SEM images PLGA mesh (A), CS (B, E), PMCS (C, F) and ADM (D).
Figure 2 illustrates the Young’s modulus of ADM, CS and PMCS in wet and dry states. In wet state, the Young’ modulus of CS was much lower (0.19 MPa) than the others. Meanwhile, PMCS retained suitable Young’s modulus (3.33 MPa) similar to that of human native dermis (1.03-3.10 MPa) [38]. While ADM was the highest (6.94 MPa).
Young’s modulus of PMCS, CS and ADM. (A) Young’s modulus of PMCS, CS and ADM, respectively (n = 6), p < 0.001. (B) The representative stress–strain curves for the three scaffolds in both dry and wet state: (a, b) ADM, (c, d) CS, (e, f) PMCS. The X-axis represented tensile strain (mm/mm) and the Y-axis represented tensile stress (MPa).
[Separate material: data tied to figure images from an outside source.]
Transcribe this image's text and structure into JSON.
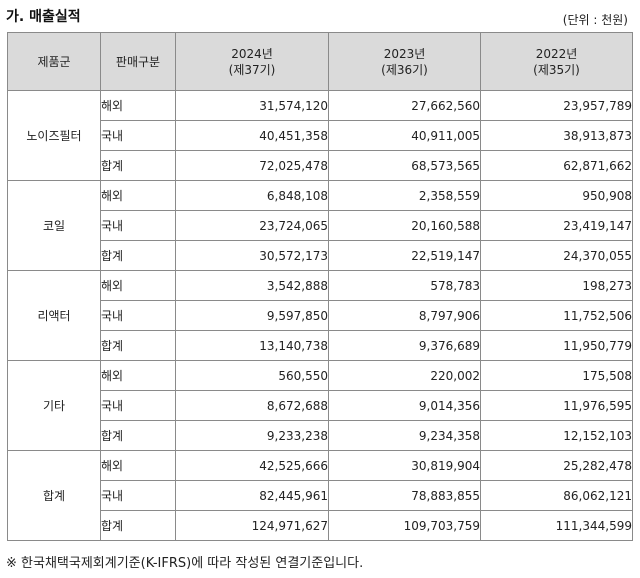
{
  "title": "가. 매출실적",
  "unit": "(단위 : 천원)",
  "table": {
    "header": {
      "product": "제품군",
      "type": "판매구분",
      "years": [
        {
          "year": "2024년",
          "period": "(제37기)"
        },
        {
          "year": "2023년",
          "period": "(제36기)"
        },
        {
          "year": "2022년",
          "period": "(제35기)"
        }
      ]
    },
    "groups": [
      {
        "product": "노이즈필터",
        "rows": [
          {
            "type": "해외",
            "values": [
              "31,574,120",
              "27,662,560",
              "23,957,789"
            ]
          },
          {
            "type": "국내",
            "values": [
              "40,451,358",
              "40,911,005",
              "38,913,873"
            ]
          },
          {
            "type": "합계",
            "values": [
              "72,025,478",
              "68,573,565",
              "62,871,662"
            ]
          }
        ]
      },
      {
        "product": "코일",
        "rows": [
          {
            "type": "해외",
            "values": [
              "6,848,108",
              "2,358,559",
              "950,908"
            ]
          },
          {
            "type": "국내",
            "values": [
              "23,724,065",
              "20,160,588",
              "23,419,147"
            ]
          },
          {
            "type": "합계",
            "values": [
              "30,572,173",
              "22,519,147",
              "24,370,055"
            ]
          }
        ]
      },
      {
        "product": "리액터",
        "rows": [
          {
            "type": "해외",
            "values": [
              "3,542,888",
              "578,783",
              "198,273"
            ]
          },
          {
            "type": "국내",
            "values": [
              "9,597,850",
              "8,797,906",
              "11,752,506"
            ]
          },
          {
            "type": "합계",
            "values": [
              "13,140,738",
              "9,376,689",
              "11,950,779"
            ]
          }
        ]
      },
      {
        "product": "기타",
        "rows": [
          {
            "type": "해외",
            "values": [
              "560,550",
              "220,002",
              "175,508"
            ]
          },
          {
            "type": "국내",
            "values": [
              "8,672,688",
              "9,014,356",
              "11,976,595"
            ]
          },
          {
            "type": "합계",
            "values": [
              "9,233,238",
              "9,234,358",
              "12,152,103"
            ]
          }
        ]
      },
      {
        "product": "합계",
        "rows": [
          {
            "type": "해외",
            "values": [
              "42,525,666",
              "30,819,904",
              "25,282,478"
            ]
          },
          {
            "type": "국내",
            "values": [
              "82,445,961",
              "78,883,855",
              "86,062,121"
            ]
          },
          {
            "type": "합계",
            "values": [
              "124,971,627",
              "109,703,759",
              "111,344,599"
            ]
          }
        ]
      }
    ]
  },
  "footnote": "※ 한국채택국제회계기준(K-IFRS)에 따라 작성된 연결기준입니다."
}
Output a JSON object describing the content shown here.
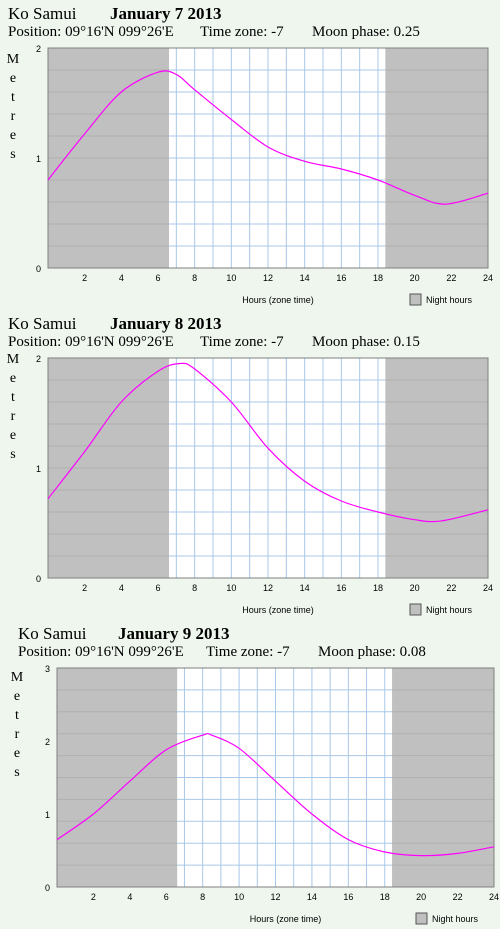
{
  "chart_data": [
    {
      "type": "line",
      "location": "Ko Samui",
      "date": "January 7 2013",
      "position_label": "Position: 09°16'N 099°26'E",
      "timezone_label": "Time zone: -7",
      "moon_label": "Moon phase: 0.25",
      "ylabel": "Metres",
      "xlabel": "Hours (zone time)",
      "legend": "Night hours",
      "xlim": [
        0,
        24
      ],
      "ylim": [
        0,
        2
      ],
      "x_ticks": [
        "2",
        "4",
        "6",
        "8",
        "10",
        "12",
        "14",
        "16",
        "18",
        "20",
        "22",
        "24"
      ],
      "y_ticks": [
        "0",
        "1",
        "2"
      ],
      "night": [
        [
          0,
          6.6
        ],
        [
          18.4,
          24
        ]
      ],
      "x": [
        0,
        2,
        4,
        6,
        7,
        8,
        10,
        12,
        14,
        16,
        18,
        20,
        21.7,
        24
      ],
      "y": [
        0.8,
        1.22,
        1.6,
        1.78,
        1.76,
        1.62,
        1.35,
        1.1,
        0.97,
        0.9,
        0.8,
        0.66,
        0.58,
        0.68
      ],
      "series_color": "#ff00ff",
      "night_color": "#c0c0c0",
      "grid_color": "#a8c8e8"
    },
    {
      "type": "line",
      "location": "Ko Samui",
      "date": "January 8 2013",
      "position_label": "Position: 09°16'N 099°26'E",
      "timezone_label": "Time zone: -7",
      "moon_label": "Moon phase: 0.15",
      "ylabel": "Metres",
      "xlabel": "Hours (zone time)",
      "legend": "Night hours",
      "xlim": [
        0,
        24
      ],
      "ylim": [
        0,
        2
      ],
      "x_ticks": [
        "2",
        "4",
        "6",
        "8",
        "10",
        "12",
        "14",
        "16",
        "18",
        "20",
        "22",
        "24"
      ],
      "y_ticks": [
        "0",
        "1",
        "2"
      ],
      "night": [
        [
          0,
          6.6
        ],
        [
          18.4,
          24
        ]
      ],
      "x": [
        0,
        2,
        4,
        6,
        7.2,
        8,
        10,
        12,
        14,
        16,
        18,
        20,
        21.5,
        24
      ],
      "y": [
        0.72,
        1.15,
        1.6,
        1.88,
        1.95,
        1.9,
        1.6,
        1.18,
        0.88,
        0.7,
        0.6,
        0.53,
        0.52,
        0.62
      ],
      "series_color": "#ff00ff",
      "night_color": "#c0c0c0",
      "grid_color": "#a8c8e8"
    },
    {
      "type": "line",
      "location": "Ko Samui",
      "date": "January 9 2013",
      "position_label": "Position: 09°16'N 099°26'E",
      "timezone_label": "Time zone: -7",
      "moon_label": "Moon phase: 0.08",
      "ylabel": "Metres",
      "xlabel": "Hours (zone time)",
      "legend": "Night hours",
      "xlim": [
        0,
        24
      ],
      "ylim": [
        0,
        3
      ],
      "x_ticks": [
        "2",
        "4",
        "6",
        "8",
        "10",
        "12",
        "14",
        "16",
        "18",
        "20",
        "22",
        "24"
      ],
      "y_ticks": [
        "0",
        "1",
        "2",
        "3"
      ],
      "night": [
        [
          0,
          6.6
        ],
        [
          18.4,
          24
        ]
      ],
      "x": [
        0,
        2,
        4,
        6,
        8,
        8.5,
        10,
        12,
        14,
        16,
        18,
        20,
        22,
        24
      ],
      "y": [
        0.65,
        1.0,
        1.45,
        1.88,
        2.08,
        2.08,
        1.9,
        1.45,
        1.0,
        0.65,
        0.48,
        0.43,
        0.46,
        0.55
      ],
      "series_color": "#ff00ff",
      "night_color": "#c0c0c0",
      "grid_color": "#a8c8e8"
    }
  ]
}
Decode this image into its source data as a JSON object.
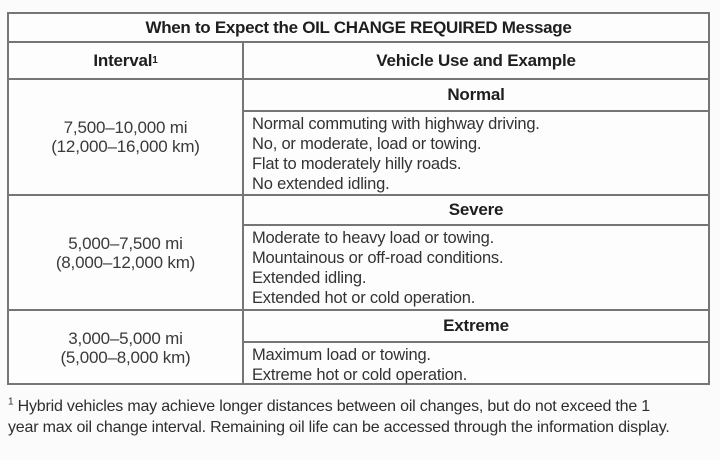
{
  "table": {
    "title": "When to Expect the OIL CHANGE REQUIRED Message",
    "header": {
      "interval": "Interval",
      "interval_footnote_mark": "1",
      "vehicle_use": "Vehicle Use and Example"
    },
    "rows": [
      {
        "interval_mi": "7,500–10,000 mi",
        "interval_km": "(12,000–16,000 km)",
        "category": "Normal",
        "examples": [
          "Normal commuting with highway driving.",
          "No, or moderate, load or towing.",
          "Flat to moderately hilly roads.",
          "No extended idling."
        ]
      },
      {
        "interval_mi": "5,000–7,500 mi",
        "interval_km": "(8,000–12,000 km)",
        "category": "Severe",
        "examples": [
          "Moderate to heavy load or towing.",
          "Mountainous or off-road conditions.",
          "Extended idling.",
          "Extended hot or cold operation."
        ]
      },
      {
        "interval_mi": "3,000–5,000 mi",
        "interval_km": "(5,000–8,000 km)",
        "category": "Extreme",
        "examples": [
          "Maximum load or towing.",
          "Extreme hot or cold operation."
        ]
      }
    ]
  },
  "footnote": {
    "mark": "1",
    "text": "Hybrid vehicles may achieve longer distances between oil changes, but do not exceed the 1 year max oil change interval. Remaining oil life can be accessed through the information display."
  },
  "colors": {
    "border": "#767676",
    "text_heading": "#1e1e1e",
    "text_body": "#333333"
  }
}
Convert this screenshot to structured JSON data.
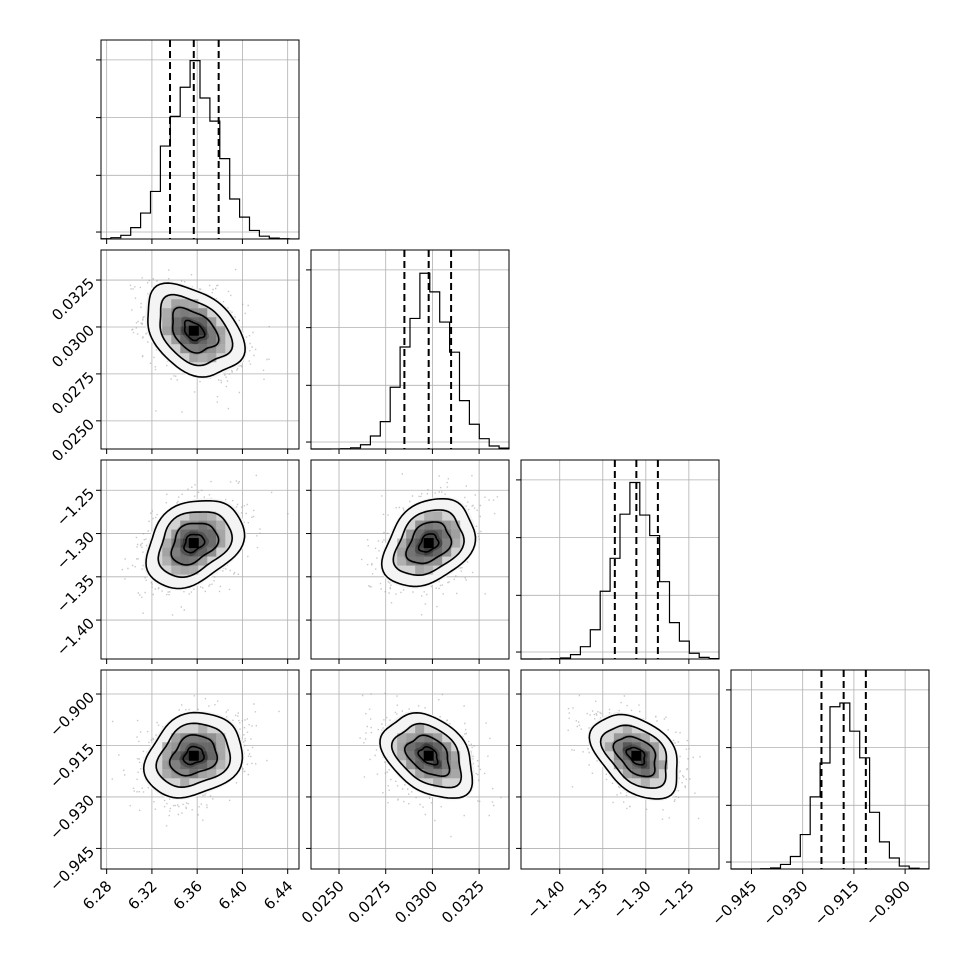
{
  "chart_data": {
    "type": "corner",
    "grid": true,
    "parameters": [
      {
        "index": 0,
        "range": [
          6.275,
          6.45
        ],
        "ticks": [
          6.28,
          6.32,
          6.36,
          6.4,
          6.44
        ],
        "tick_labels": [
          "6.28",
          "6.32",
          "6.36",
          "6.40",
          "6.44"
        ],
        "mean": 6.357,
        "sd": 0.022,
        "quantiles": [
          6.336,
          6.357,
          6.379
        ]
      },
      {
        "index": 1,
        "range": [
          0.0235,
          0.0341
        ],
        "ticks": [
          0.025,
          0.0275,
          0.03,
          0.0325
        ],
        "tick_labels": [
          "0.0250",
          "0.0275",
          "0.0300",
          "0.0325"
        ],
        "mean": 0.0298,
        "sd": 0.00125,
        "quantiles": [
          0.0285,
          0.0298,
          0.031
        ]
      },
      {
        "index": 2,
        "range": [
          -1.445,
          -1.215
        ],
        "ticks": [
          -1.4,
          -1.35,
          -1.3,
          -1.25
        ],
        "tick_labels": [
          "−1.40",
          "−1.35",
          "−1.30",
          "−1.25"
        ],
        "mean": -1.311,
        "sd": 0.026,
        "quantiles": [
          -1.336,
          -1.311,
          -1.286
        ]
      },
      {
        "index": 3,
        "range": [
          -0.951,
          -0.893
        ],
        "ticks": [
          -0.945,
          -0.93,
          -0.915,
          -0.9
        ],
        "tick_labels": [
          "−0.945",
          "−0.930",
          "−0.915",
          "−0.900"
        ],
        "mean": -0.918,
        "sd": 0.0063,
        "quantiles": [
          -0.9245,
          -0.918,
          -0.9115
        ]
      }
    ],
    "correlations": [
      {
        "pair": [
          0,
          1
        ],
        "rho": -0.35
      },
      {
        "pair": [
          0,
          2
        ],
        "rho": 0.3
      },
      {
        "pair": [
          1,
          2
        ],
        "rho": 0.3
      },
      {
        "pair": [
          0,
          3
        ],
        "rho": 0.2
      },
      {
        "pair": [
          1,
          3
        ],
        "rho": -0.35
      },
      {
        "pair": [
          2,
          3
        ],
        "rho": -0.4
      }
    ],
    "histogram_bins": 20,
    "contour_levels": [
      0.5,
      1.0,
      1.5,
      2.0
    ],
    "scatter_color": "#9a9a9a"
  }
}
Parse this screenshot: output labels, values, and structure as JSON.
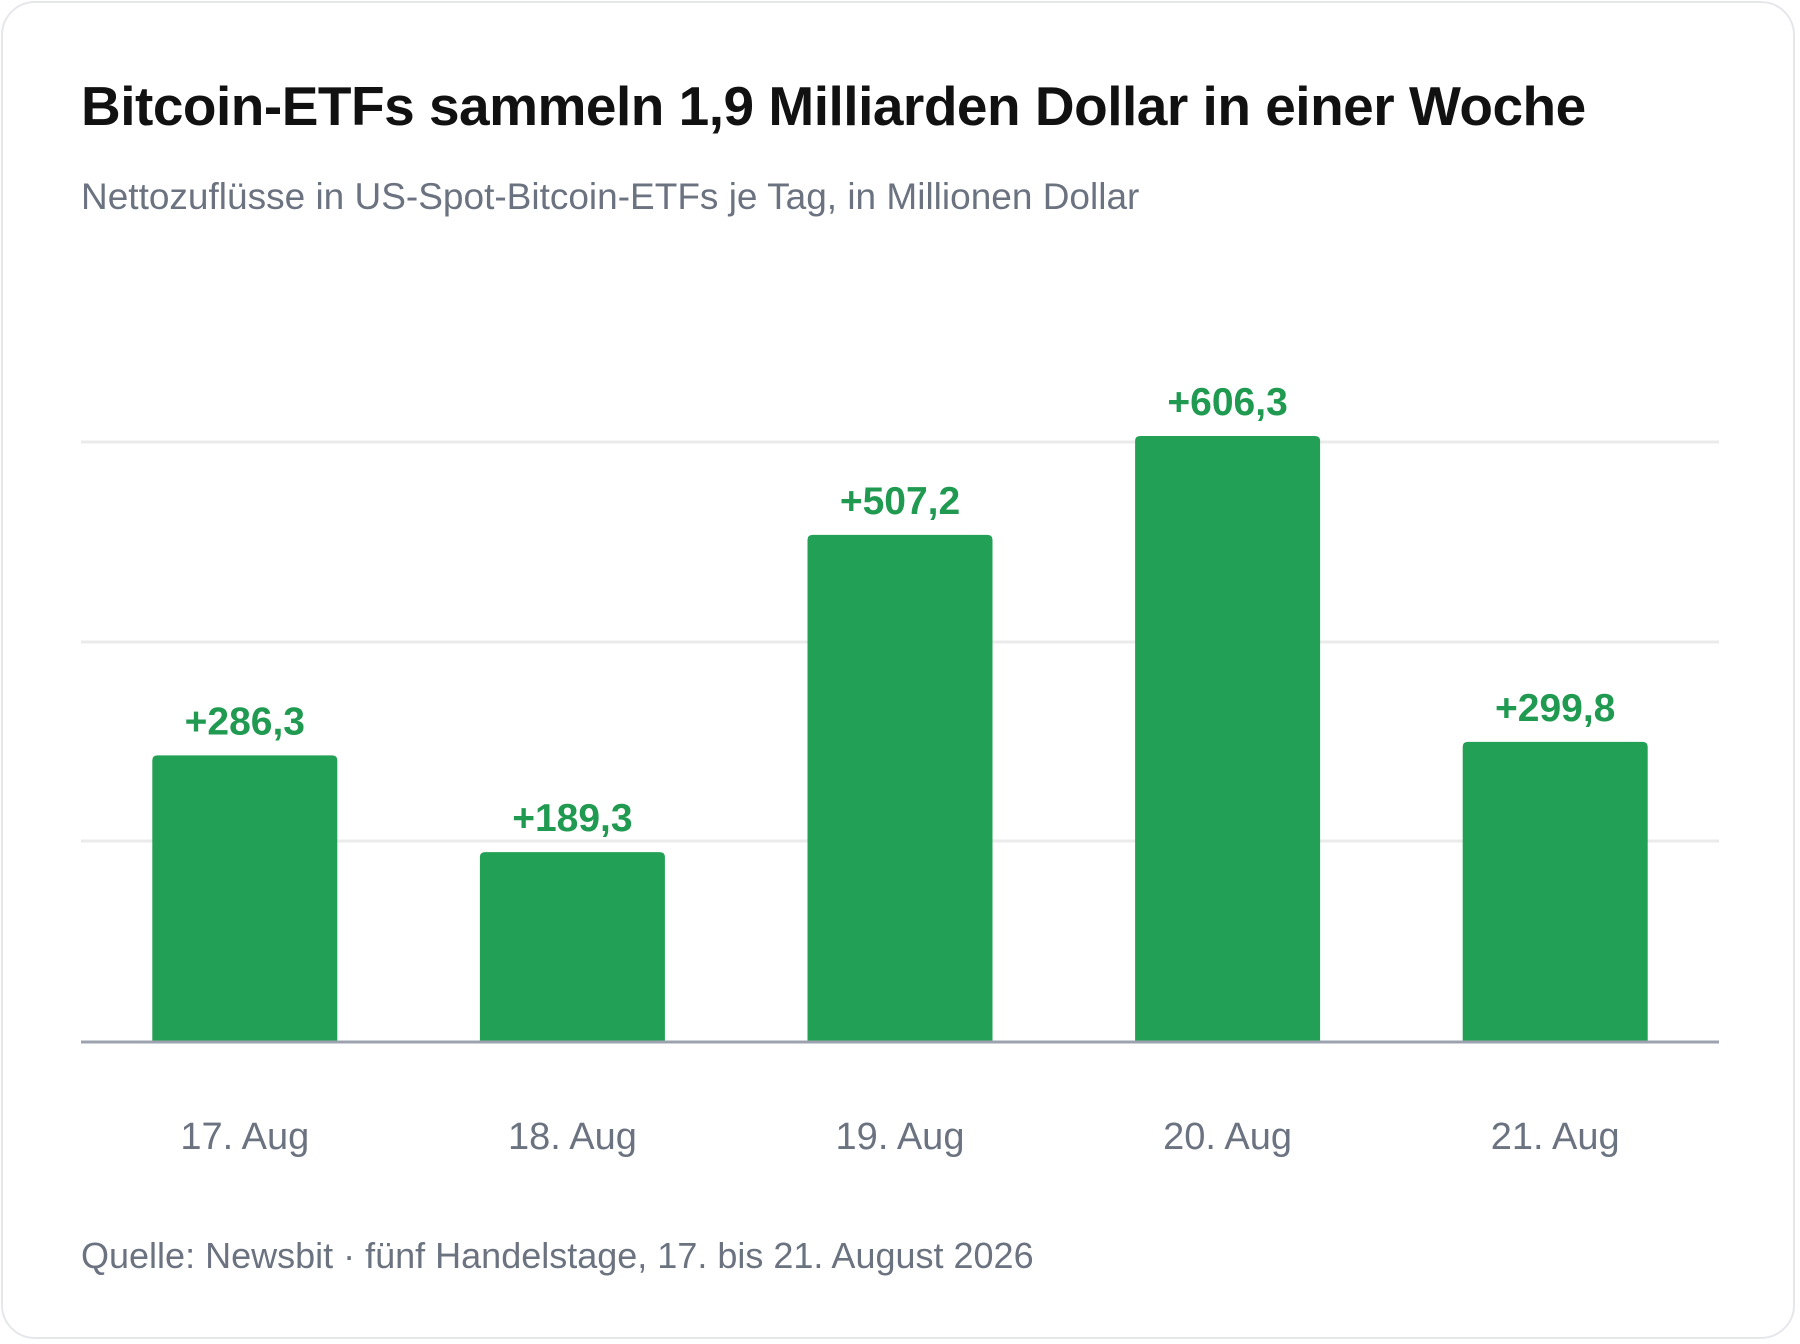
{
  "header": {
    "title": "Bitcoin-ETFs sammeln 1,9 Milliarden Dollar in einer Woche",
    "subtitle": "Nettozuflüsse in US-Spot-Bitcoin-ETFs je Tag, in Millionen Dollar"
  },
  "footer": {
    "source": "Quelle: Newsbit · fünf Handelstage, 17. bis 21. August 2026"
  },
  "colors": {
    "bar": "#22a055",
    "value_label": "#1f9a50",
    "gridline": "#ebebeb",
    "baseline": "#9ca3af",
    "tick_label": "#6b7280"
  },
  "chart_data": {
    "type": "bar",
    "categories": [
      "17. Aug",
      "18. Aug",
      "19. Aug",
      "20. Aug",
      "21. Aug"
    ],
    "values": [
      286.3,
      189.3,
      507.2,
      606.3,
      299.8
    ],
    "value_labels": [
      "+286,3",
      "+189,3",
      "+507,2",
      "+606,3",
      "+299,8"
    ],
    "title": "Bitcoin-ETFs sammeln 1,9 Milliarden Dollar in einer Woche",
    "subtitle": "Nettozuflüsse in US-Spot-Bitcoin-ETFs je Tag, in Millionen Dollar",
    "xlabel": "",
    "ylabel": "",
    "ylim": [
      0,
      600
    ],
    "gridlines": [
      200,
      400,
      600
    ],
    "grid": true,
    "legend": "none"
  }
}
The calculation was completed by the computer. Generally, the slope of the curve is the Young’s modulus.
Gross observation
For all 3 groups, no evident inflammatory reaction, e.g., infection, fistula and fibrous capsule, was observed in the implantation and adjacent sites at different time points. At week 1, the implants had integrated into the surrounding tissues, and several blood vessels could be observed around the implants in PMCS and CS. This process was not obvious in ADM. ADM and PMCS maintained a similar shape and area with the first state. Meanwhile, the residual area of CS reached nearly 70% of the previous area.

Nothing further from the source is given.